What an 'orphan' planet can tell us about how star systems form

The farthest-orbiting exoplanet has been discovered by astronomers.

Mario Anzuoni/REUTERS
Professor of Planetary Astronomy Mike Brown speaks in front of a computer simulation of the probable orbit of Planet Nine (yellow) at the California Institute of Technology in Pasadena, California January, 2016. The solar system may host a ninth planet that is about 10 times bigger than Earth and orbiting far beyond Neptune, according to research published on Wednesday.

When researchers first found 2MASS J2126, they thought that it was a free floating planet. Earlier this month, however, a team of researchers published a paper in the Monthly Notices of the Royal Astronomical Society that indicated that the lonely “young object” was not an orphan after all.

Instead, scientists say that 2MASS J2126 may be the widest orbit exoplanet ever discovered. The planetary mass does have a star – it is just 621 billion miles away.

2MASS J2126 is a gas giant, like Jupiter or Uranus in our own system. Its orbit is so huge that it would take approximately 900,000 years for the planet to orbit its star, named TYC 9486-927-1.

Although astronomers discovered 2MASS J2126 nearly a decade ago, it was not until 2014 that researchers classified the body as a potential member of a star group called the Tucana Horologium Association. After lithium dating, scientists were not able to confirm that either 2MASS J2126 or TYC 9486-927-1 were members of any known star group, making the pair even more unique than previously imagined.

Scientists knew that 2MASS J2126 and TYC 9486-927-1 existed independently of one another prior to the recent discovery. It was that the two bodies were both located approximately 104 light years from our sun that suggested to researchers that there might be more to their relationship than previously imagined.

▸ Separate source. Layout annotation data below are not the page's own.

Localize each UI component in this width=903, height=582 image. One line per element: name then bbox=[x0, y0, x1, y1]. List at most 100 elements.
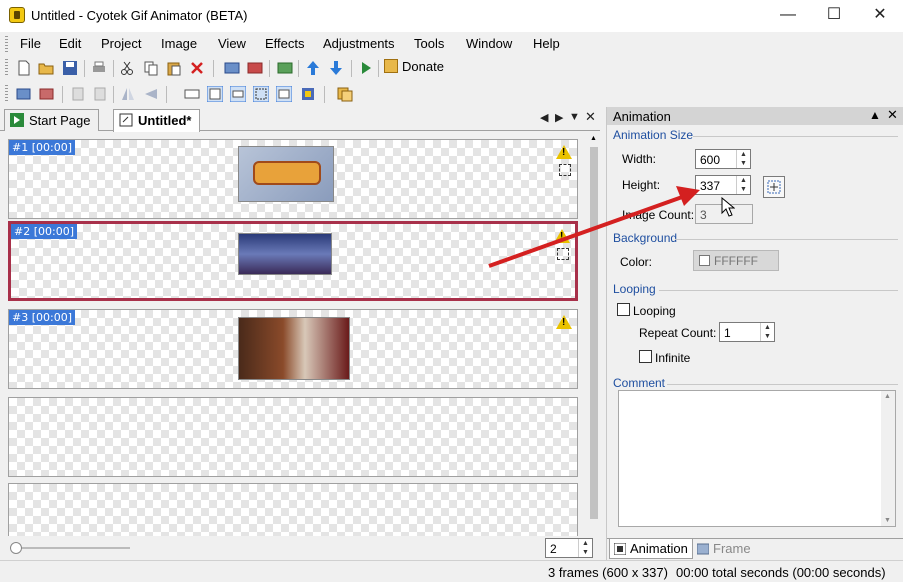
scroll-down-icon[interactable]: ▼ bbox=[884, 517, 891, 524]
warning-icon bbox=[556, 315, 572, 329]
menu-effects[interactable]: Effects bbox=[265, 36, 305, 51]
color-value: FFFFFF bbox=[714, 254, 758, 268]
move-up-icon[interactable] bbox=[305, 60, 321, 76]
height-field[interactable]: 337 ▲ ▼ bbox=[695, 175, 751, 195]
save-icon[interactable] bbox=[62, 60, 78, 76]
frame-tab-icon bbox=[697, 543, 709, 555]
menu-adjustments[interactable]: Adjustments bbox=[323, 36, 395, 51]
link-dimensions-button[interactable] bbox=[763, 176, 785, 198]
paste-icon[interactable] bbox=[166, 60, 182, 76]
copy-frame-icon[interactable] bbox=[70, 86, 86, 102]
repeat-count-field[interactable]: 1 ▲ ▼ bbox=[719, 322, 775, 342]
donate-button[interactable]: Donate bbox=[384, 59, 444, 74]
menu-window[interactable]: Window bbox=[466, 36, 512, 51]
tab-untitled[interactable]: Untitled* bbox=[113, 109, 201, 132]
close-button[interactable]: ✕ bbox=[857, 0, 903, 32]
menu-help[interactable]: Help bbox=[533, 36, 560, 51]
looping-checkbox[interactable] bbox=[617, 303, 630, 316]
tab-animation[interactable]: Animation bbox=[609, 539, 693, 559]
frame-item-1[interactable]: #1 [00:00] bbox=[8, 139, 578, 219]
add-frame-icon[interactable] bbox=[277, 60, 293, 76]
actual-size-icon[interactable] bbox=[276, 86, 292, 102]
move-down-icon[interactable] bbox=[328, 60, 344, 76]
selection-icon[interactable] bbox=[253, 86, 269, 102]
tab-label: Start Page bbox=[29, 113, 91, 128]
width-field[interactable]: 600 ▲ ▼ bbox=[695, 149, 751, 169]
copy-icon[interactable] bbox=[143, 60, 159, 76]
transparency-grid-icon[interactable] bbox=[207, 86, 223, 102]
flip-vertical-icon[interactable] bbox=[143, 86, 159, 102]
tab-close-icon[interactable]: ✕ bbox=[585, 109, 596, 125]
panel-close-icon[interactable]: ✕ bbox=[887, 107, 898, 123]
document-tabs: Start Page Untitled* ◀ ▶ ▼ ✕ bbox=[0, 107, 600, 132]
tab-frame[interactable]: Frame bbox=[693, 539, 755, 559]
export-icon[interactable] bbox=[16, 86, 32, 102]
insert-frame-icon[interactable] bbox=[224, 60, 240, 76]
spinner-arrows-icon[interactable]: ▲ ▼ bbox=[736, 176, 750, 194]
tab-scroll-left-icon[interactable]: ◀ bbox=[540, 111, 548, 124]
delete-icon[interactable] bbox=[189, 60, 205, 76]
app-icon bbox=[9, 7, 25, 23]
menu-project[interactable]: Project bbox=[101, 36, 141, 51]
toolbar-grip bbox=[5, 59, 8, 75]
crop-icon[interactable] bbox=[557, 248, 569, 260]
height-label: Height: bbox=[622, 178, 661, 192]
tab-scroll-right-icon[interactable]: ▶ bbox=[555, 111, 563, 124]
frame-item-2[interactable]: #2 [00:00] bbox=[8, 221, 578, 301]
infinite-checkbox[interactable] bbox=[639, 350, 652, 363]
scrollbar-thumb[interactable] bbox=[590, 147, 598, 519]
flip-horizontal-icon[interactable] bbox=[120, 86, 136, 102]
toolbar-separator bbox=[113, 60, 114, 77]
insert-image-icon[interactable] bbox=[247, 60, 263, 76]
maximize-button[interactable]: ☐ bbox=[811, 0, 857, 32]
spinner-arrows-icon[interactable]: ▲ ▼ bbox=[760, 323, 774, 341]
crop-icon[interactable] bbox=[559, 164, 571, 176]
zoom-slider[interactable] bbox=[10, 542, 130, 554]
pin-icon[interactable]: ▲ bbox=[869, 108, 881, 122]
repeat-count-value: 1 bbox=[724, 326, 731, 340]
open-folder-icon[interactable] bbox=[38, 60, 54, 76]
frame-item-5[interactable] bbox=[8, 483, 578, 543]
paste-frame-icon[interactable] bbox=[92, 86, 108, 102]
color-picker[interactable]: FFFFFF bbox=[693, 250, 779, 271]
warning-icon bbox=[554, 229, 570, 243]
toolbar-separator bbox=[378, 60, 379, 77]
looping-label: Looping bbox=[633, 304, 676, 318]
scroll-up-icon[interactable]: ▲ bbox=[884, 393, 891, 400]
frame-item-3[interactable]: #3 [00:00] bbox=[8, 309, 578, 389]
menu-image[interactable]: Image bbox=[161, 36, 197, 51]
tab-list-icon[interactable]: ▼ bbox=[569, 111, 580, 123]
frame-strip-icon[interactable] bbox=[184, 86, 200, 102]
comment-textarea[interactable]: ▲ ▼ bbox=[618, 390, 896, 527]
section-divider bbox=[693, 136, 898, 137]
menu-edit[interactable]: Edit bbox=[59, 36, 81, 51]
cut-icon[interactable] bbox=[119, 60, 135, 76]
spinner-arrows-icon[interactable]: ▲ ▼ bbox=[578, 539, 592, 557]
tab-start-page[interactable]: Start Page bbox=[4, 109, 100, 131]
zoom-slider-knob[interactable] bbox=[10, 542, 22, 554]
menu-tools[interactable]: Tools bbox=[414, 36, 444, 51]
play-icon[interactable] bbox=[358, 60, 374, 76]
height-value: 337 bbox=[700, 179, 721, 193]
menu-bar: File Edit Project Image View Effects Adj… bbox=[0, 32, 903, 55]
spinner-arrows-icon[interactable]: ▲ ▼ bbox=[736, 150, 750, 168]
frame-list-scrollbar[interactable]: ▲ bbox=[588, 135, 600, 535]
menu-file[interactable]: File bbox=[20, 36, 41, 51]
new-file-icon[interactable] bbox=[16, 60, 32, 76]
toolbar-separator bbox=[269, 60, 270, 77]
fit-image-icon[interactable] bbox=[230, 86, 246, 102]
scroll-up-icon[interactable]: ▲ bbox=[590, 135, 597, 142]
properties-icon[interactable] bbox=[300, 86, 316, 102]
repeat-count-label: Repeat Count: bbox=[639, 326, 717, 340]
animation-panel: Animation ▲ ✕ Animation Size Width: 600 … bbox=[606, 107, 903, 560]
print-icon[interactable] bbox=[91, 60, 107, 76]
section-divider bbox=[667, 384, 898, 385]
zoom-spinner[interactable]: 2 ▲ ▼ bbox=[545, 538, 593, 558]
comment-scrollbar[interactable]: ▲ ▼ bbox=[881, 391, 895, 526]
menu-view[interactable]: View bbox=[218, 36, 246, 51]
copy-to-icon[interactable] bbox=[337, 86, 353, 102]
minimize-button[interactable]: — bbox=[765, 0, 811, 32]
frame-item-4[interactable] bbox=[8, 397, 578, 477]
import-icon[interactable] bbox=[39, 86, 55, 102]
frame-thumbnail bbox=[238, 233, 332, 275]
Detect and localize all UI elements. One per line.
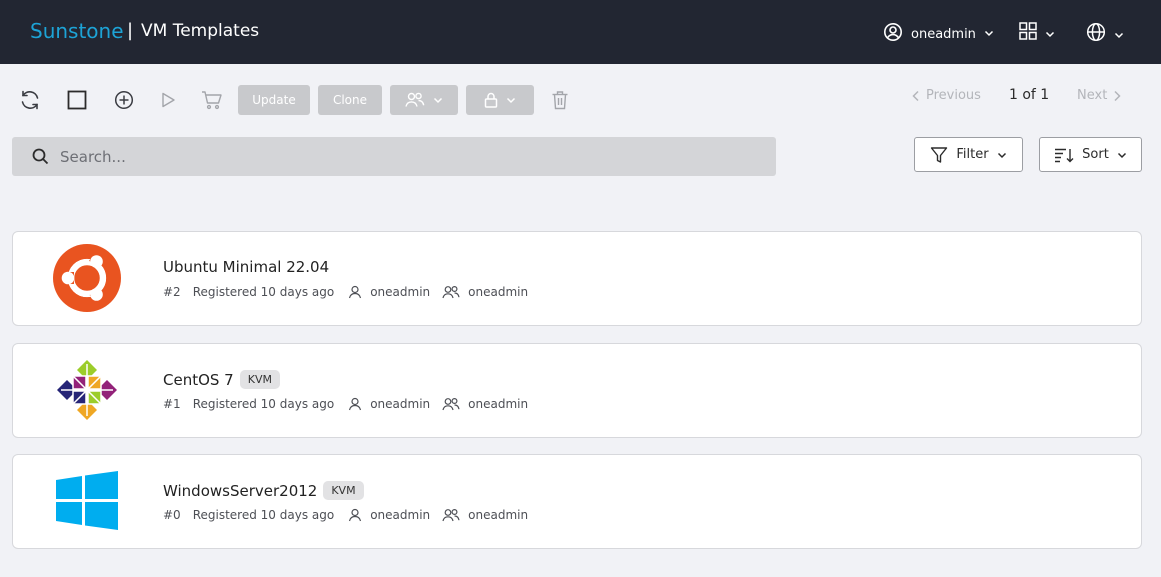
template-id: #1 [163, 397, 181, 411]
group-icon [442, 508, 460, 522]
marketplace-button[interactable] [201, 89, 223, 111]
trash-icon [552, 91, 568, 110]
hypervisor-badge: KVM [323, 481, 364, 500]
chevron-down-icon [984, 27, 994, 42]
template-card[interactable]: Ubuntu Minimal 22.04 #2 Registered 10 da… [12, 231, 1142, 326]
language-button[interactable] [1086, 22, 1124, 46]
update-button[interactable]: Update [238, 85, 310, 115]
create-button[interactable] [113, 89, 135, 111]
windows-logo-icon [51, 465, 123, 537]
next-page-button[interactable]: Next [1077, 88, 1121, 103]
chevron-down-icon [1045, 24, 1055, 43]
filter-button[interactable]: Filter [914, 137, 1023, 172]
user-name: oneadmin [911, 26, 976, 42]
group-name: oneadmin [468, 397, 529, 411]
view-switcher-button[interactable] [1019, 22, 1055, 44]
chevron-down-icon [1117, 152, 1126, 158]
grid-icon [1019, 22, 1037, 44]
template-name: WindowsServer2012 [163, 481, 318, 500]
brand-logo[interactable]: Sunstone [30, 19, 124, 43]
group-name: oneadmin [468, 285, 529, 299]
page-title: VM Templates [141, 21, 260, 41]
template-id: #0 [163, 508, 181, 522]
chevron-right-icon [1114, 90, 1121, 101]
chevron-down-icon [506, 97, 516, 104]
search-icon [32, 148, 49, 169]
lock-icon [484, 92, 498, 108]
page-info: 1 of 1 [1009, 87, 1050, 103]
owner-name: oneadmin [370, 285, 431, 299]
registered-time: Registered 10 days ago [192, 508, 335, 522]
previous-label: Previous [926, 88, 981, 103]
owner-name: oneadmin [370, 397, 431, 411]
refresh-button[interactable] [19, 89, 41, 111]
user-circle-icon [883, 22, 903, 46]
sort-icon [1055, 148, 1074, 162]
user-icon [348, 285, 362, 299]
chevron-down-icon [1114, 25, 1124, 44]
hypervisor-badge: KVM [239, 370, 280, 389]
update-label: Update [252, 93, 296, 107]
group-name: oneadmin [468, 508, 529, 522]
user-icon [348, 397, 362, 411]
filter-label: Filter [956, 147, 989, 162]
template-card[interactable]: WindowsServer2012 KVM #0 Registered 10 d… [12, 454, 1142, 549]
play-icon [162, 92, 175, 108]
sort-button[interactable]: Sort [1039, 137, 1142, 172]
ubuntu-logo-icon [51, 242, 123, 314]
cart-icon [202, 91, 222, 110]
user-menu-button[interactable]: oneadmin [883, 22, 994, 46]
template-card[interactable]: CentOS 7 KVM #1 Registered 10 days ago o… [12, 343, 1142, 438]
centos-logo-icon [51, 354, 123, 426]
group-icon [442, 397, 460, 411]
next-label: Next [1077, 88, 1108, 103]
owner-name: oneadmin [370, 508, 431, 522]
refresh-icon [21, 90, 39, 110]
registered-time: Registered 10 days ago [192, 397, 335, 411]
sort-label: Sort [1082, 147, 1109, 162]
search-bar [12, 137, 776, 176]
checkbox-icon [67, 90, 87, 110]
chevron-left-icon [912, 90, 919, 101]
previous-page-button[interactable]: Previous [912, 88, 981, 103]
filter-icon [931, 146, 948, 163]
lock-button[interactable] [466, 85, 534, 115]
template-id: #2 [163, 285, 181, 299]
template-name: Ubuntu Minimal 22.04 [163, 258, 330, 276]
search-input[interactable] [60, 137, 760, 176]
user-icon [348, 508, 362, 522]
globe-icon [1086, 22, 1106, 46]
select-all-checkbox[interactable] [66, 89, 88, 111]
delete-button[interactable] [549, 89, 571, 111]
chevron-down-icon [997, 152, 1006, 158]
chevron-down-icon [433, 97, 443, 104]
template-name: CentOS 7 [163, 370, 234, 389]
group-icon [442, 285, 460, 299]
instantiate-button[interactable] [157, 89, 179, 111]
group-icon [405, 92, 425, 107]
clone-button[interactable]: Clone [318, 85, 382, 115]
top-header: Sunstone | VM Templates oneadmin [0, 0, 1161, 64]
plus-circle-icon [114, 90, 134, 110]
change-ownership-button[interactable] [390, 85, 458, 115]
clone-label: Clone [332, 93, 368, 107]
registered-time: Registered 10 days ago [192, 285, 335, 299]
title-separator: | [127, 20, 134, 41]
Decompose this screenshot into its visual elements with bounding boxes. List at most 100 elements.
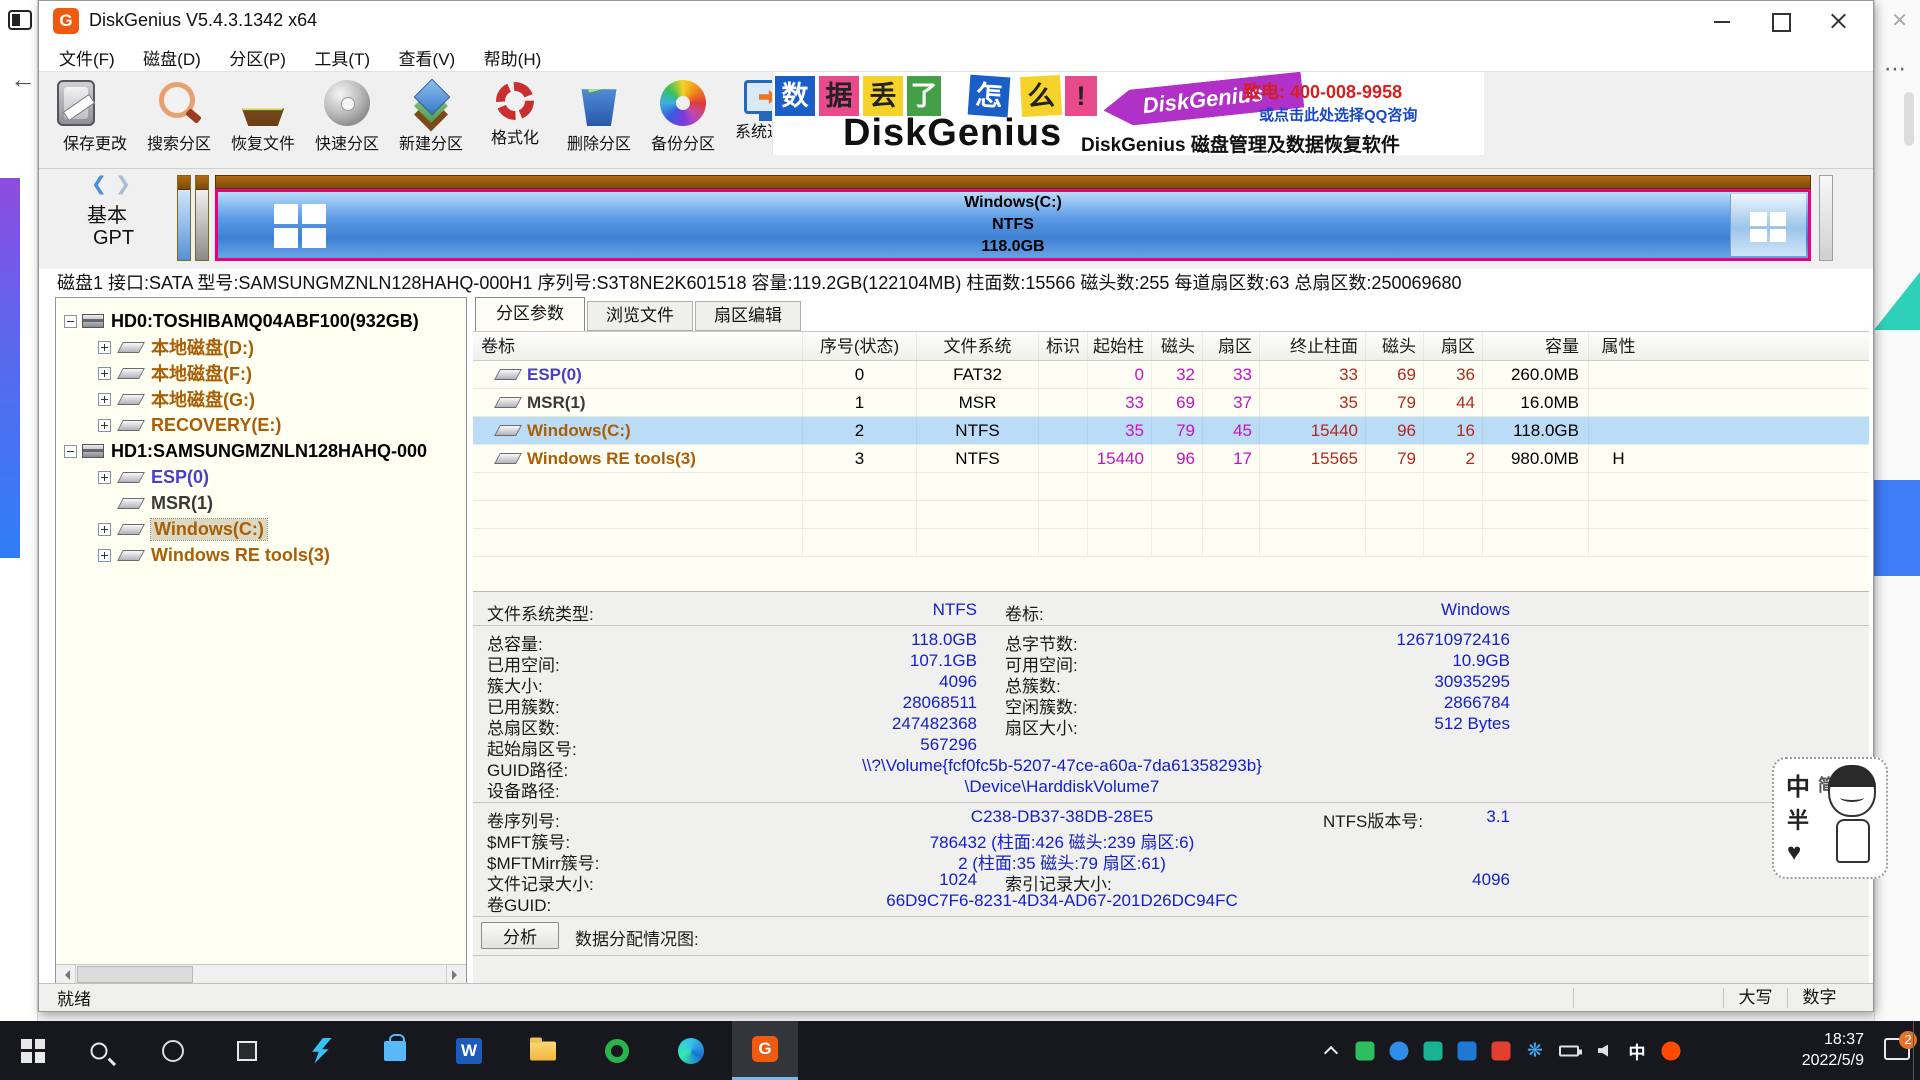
ad-phone: 致电: 400-008-9958	[1243, 78, 1402, 104]
close-button[interactable]	[1809, 1, 1867, 41]
taskbar-app-browser[interactable]	[584, 1021, 650, 1080]
table-row-windows-c[interactable]: Windows(C:) 2 NTFS 35 79 45 15440 96 16 …	[473, 417, 1869, 445]
scrollbar-thumb[interactable]	[77, 966, 193, 983]
ad-tile: 了	[907, 76, 941, 116]
menu-help[interactable]: 帮助(H)	[472, 41, 554, 74]
expand-icon[interactable]	[98, 523, 111, 536]
windows-logo-icon	[21, 1039, 45, 1063]
ime-lang-label[interactable]: 中	[1786, 767, 1810, 802]
start-button[interactable]	[0, 1021, 66, 1080]
ad-tile: 怎	[968, 75, 1011, 118]
menu-disk[interactable]: 磁盘(D)	[131, 41, 213, 74]
format-button[interactable]: 格式化	[473, 72, 557, 168]
tree-item-local-d[interactable]: 本地磁盘(D:)	[56, 334, 466, 360]
re-tools-partition-segment[interactable]	[1730, 194, 1806, 256]
delete-partition-button[interactable]: 删除分区	[557, 72, 641, 168]
esp-partition-bar[interactable]	[177, 175, 191, 261]
quick-partition-button[interactable]: 快速分区	[305, 72, 389, 168]
overflow-menu-icon[interactable]: ⋯	[1884, 56, 1906, 82]
tray-battery[interactable]	[1554, 1021, 1584, 1080]
tree-item-windows-re[interactable]: Windows RE tools(3)	[56, 542, 466, 568]
tree-item-windows-c[interactable]: Windows(C:)	[56, 516, 466, 542]
analyze-button[interactable]: 分析	[481, 922, 559, 949]
tray-icon-globe[interactable]	[1384, 1021, 1414, 1080]
show-desktop-button[interactable]	[1913, 1021, 1920, 1080]
expand-icon[interactable]	[98, 471, 111, 484]
scroll-right-icon[interactable]	[446, 965, 466, 984]
table-row-windows-re[interactable]: Windows RE tools(3) 3 NTFS 15440 96 17 1…	[473, 445, 1869, 473]
save-changes-button[interactable]: 保存更改	[53, 72, 137, 168]
menu-tools[interactable]: 工具(T)	[302, 41, 382, 74]
ime-widget[interactable]: 中 简 半 ♥	[1772, 757, 1888, 879]
tray-icon-360[interactable]: ❋	[1520, 1021, 1550, 1080]
partition-icon	[117, 472, 145, 483]
background-close-icon[interactable]: ✕	[1891, 8, 1908, 33]
tree-item-local-g[interactable]: 本地磁盘(G:)	[56, 386, 466, 412]
tray-icon-security[interactable]	[1486, 1021, 1516, 1080]
collapse-icon[interactable]	[64, 315, 77, 328]
tab-partition-parameters[interactable]: 分区参数	[475, 297, 585, 331]
expand-icon[interactable]	[98, 341, 111, 354]
tray-show-hidden-icons[interactable]	[1316, 1021, 1346, 1080]
backup-partition-button[interactable]: 备份分区	[641, 72, 725, 168]
back-arrow-icon[interactable]: ←	[10, 64, 36, 95]
notification-center-icon[interactable]: 2	[1884, 1038, 1910, 1060]
background-scrollbar[interactable]	[1904, 92, 1914, 146]
table-row-msr[interactable]: MSR(1) 1 MSR 33 69 37 35 79 44 16.0MB	[473, 389, 1869, 417]
taskbar-app-store[interactable]	[362, 1021, 428, 1080]
taskbar-search-button[interactable]	[66, 1021, 132, 1080]
windows-c-partition-bar[interactable]: Windows(C:) NTFS 118.0GB	[215, 175, 1811, 261]
prev-disk-icon[interactable]: ❮	[91, 173, 107, 196]
num-indicator: 数字	[1787, 988, 1851, 1008]
taskbar-app-word[interactable]: W	[436, 1021, 502, 1080]
scroll-left-icon[interactable]	[56, 965, 76, 984]
task-view-button[interactable]	[214, 1021, 280, 1080]
tree-item-hd0[interactable]: HD0:TOSHIBAMQ04ABF100(932GB)	[56, 308, 466, 334]
search-partition-button[interactable]: 搜索分区	[137, 72, 221, 168]
maximize-button[interactable]	[1751, 1, 1809, 41]
msr-partition-bar[interactable]	[195, 175, 209, 261]
expand-icon[interactable]	[98, 549, 111, 562]
tree-item-local-f[interactable]: 本地磁盘(F:)	[56, 360, 466, 386]
next-disk-sliver[interactable]	[1819, 175, 1833, 261]
menu-view[interactable]: 查看(V)	[387, 41, 468, 74]
taskbar-clock[interactable]: 18:37 2022/5/9	[1734, 1029, 1864, 1071]
tray-icon-wechat[interactable]	[1350, 1021, 1380, 1080]
tab-sector-edit[interactable]: 扇区编辑	[695, 301, 801, 331]
tray-ime-mode[interactable]: 中	[1622, 1021, 1652, 1080]
tree-item-esp[interactable]: ESP(0)	[56, 464, 466, 490]
expand-icon[interactable]	[98, 367, 111, 380]
expand-icon[interactable]	[98, 419, 111, 432]
layers-icon	[408, 80, 454, 126]
tree-item-msr[interactable]: MSR(1)	[56, 490, 466, 516]
minimize-button[interactable]	[1693, 1, 1751, 41]
tray-volume[interactable]	[1588, 1021, 1618, 1080]
tree-item-recovery-e[interactable]: RECOVERY(E:)	[56, 412, 466, 438]
taskbar-app-messenger[interactable]	[288, 1021, 354, 1080]
taskbar-app-diskgenius-active[interactable]: G	[732, 1021, 798, 1080]
ime-heart-icon[interactable]: ♥	[1787, 839, 1801, 867]
tray-icon-sogou[interactable]	[1656, 1021, 1686, 1080]
tree-horizontal-scrollbar[interactable]	[56, 964, 466, 984]
taskbar-app-edge[interactable]	[658, 1021, 724, 1080]
menu-partition[interactable]: 分区(P)	[217, 41, 298, 74]
collapse-icon[interactable]	[64, 445, 77, 458]
format-ring-icon	[496, 82, 534, 120]
new-partition-button[interactable]: 新建分区	[389, 72, 473, 168]
ime-halfwidth-label[interactable]: 半	[1787, 803, 1809, 835]
tray-icon-qq[interactable]	[1452, 1021, 1482, 1080]
tray-icon-teal-app[interactable]	[1418, 1021, 1448, 1080]
expand-icon[interactable]	[98, 393, 111, 406]
ad-qq-link[interactable]: 或点击此处选择QQ咨询	[1259, 104, 1417, 125]
ad-banner[interactable]: DiskGenius 数 据 丢 了 怎 么 ! DiskGenius 致电: …	[772, 72, 1484, 155]
tab-browse-files[interactable]: 浏览文件	[587, 301, 693, 331]
qq-icon	[1458, 1041, 1477, 1060]
table-row-esp[interactable]: ESP(0) 0 FAT32 0 32 33 33 69 36 260.0MB	[473, 361, 1869, 389]
recover-files-button[interactable]: 恢复文件	[221, 72, 305, 168]
next-disk-icon[interactable]: ❯	[115, 173, 131, 196]
cortana-button[interactable]	[140, 1021, 206, 1080]
menu-file[interactable]: 文件(F)	[47, 41, 127, 74]
taskbar-file-explorer[interactable]	[510, 1021, 576, 1080]
partition-icon	[117, 524, 145, 535]
tree-item-hd1[interactable]: HD1:SAMSUNGMZNLN128HAHQ-000	[56, 438, 466, 464]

According to lead researcher Dr. Niall Deacon, “both the members of it [the planetary system] have been known for eight years, but nobody had made the link between the objects before. The planet is not quite as lonely as we first thought, but it's certainly in a very long distance relationship."

In order to fall within the category of a very wide orbit system, exoplanets must be more than 1000 astronomical units (AU) from their star, a feat which only four have achieved. 2MASS J2126 is more than 4,500 astronomical units (AU) from its star. In contrast, the next largest very wide orbit exoplanet is 2,000 AU from its star.

Australian researcher Dr. Simon Murphy said, "how such a wide planetary system forms and survives remains an open question.”

This discovery is not only astronomically significant due to the distance between 2MASS J2126 and its star, but because it raises questions about the ways in which astronomers think about planetary system formation.

According to Dr. Murphy, “There is no way it formed in the same way as our solar system did, from a large disc of dust and gas.”

Although researchers are not quite sure yet how the pair formed, they believe that both 2MASS J2126 and its star were possibly created by a strand of gas that pushed them together between 10 and 45 million years ago.

Murphy said in a press release, that despite the recently discovered link between 2MASS J2126 and TYC 9486-927-1, they are, “so tenuously bound together that any nearby star would have disrupted their orbit completely.”

This likely means that their neighborhood is not very crowded. Scientists believe that wandering rogue planets, 2MASS J2126’s previous classification, may be the result of gravitational struggles for position within young star systems.

There could be others like 2MASS J2126- distant planets, far from their stars. But for now, the very wide orbit planet is unique.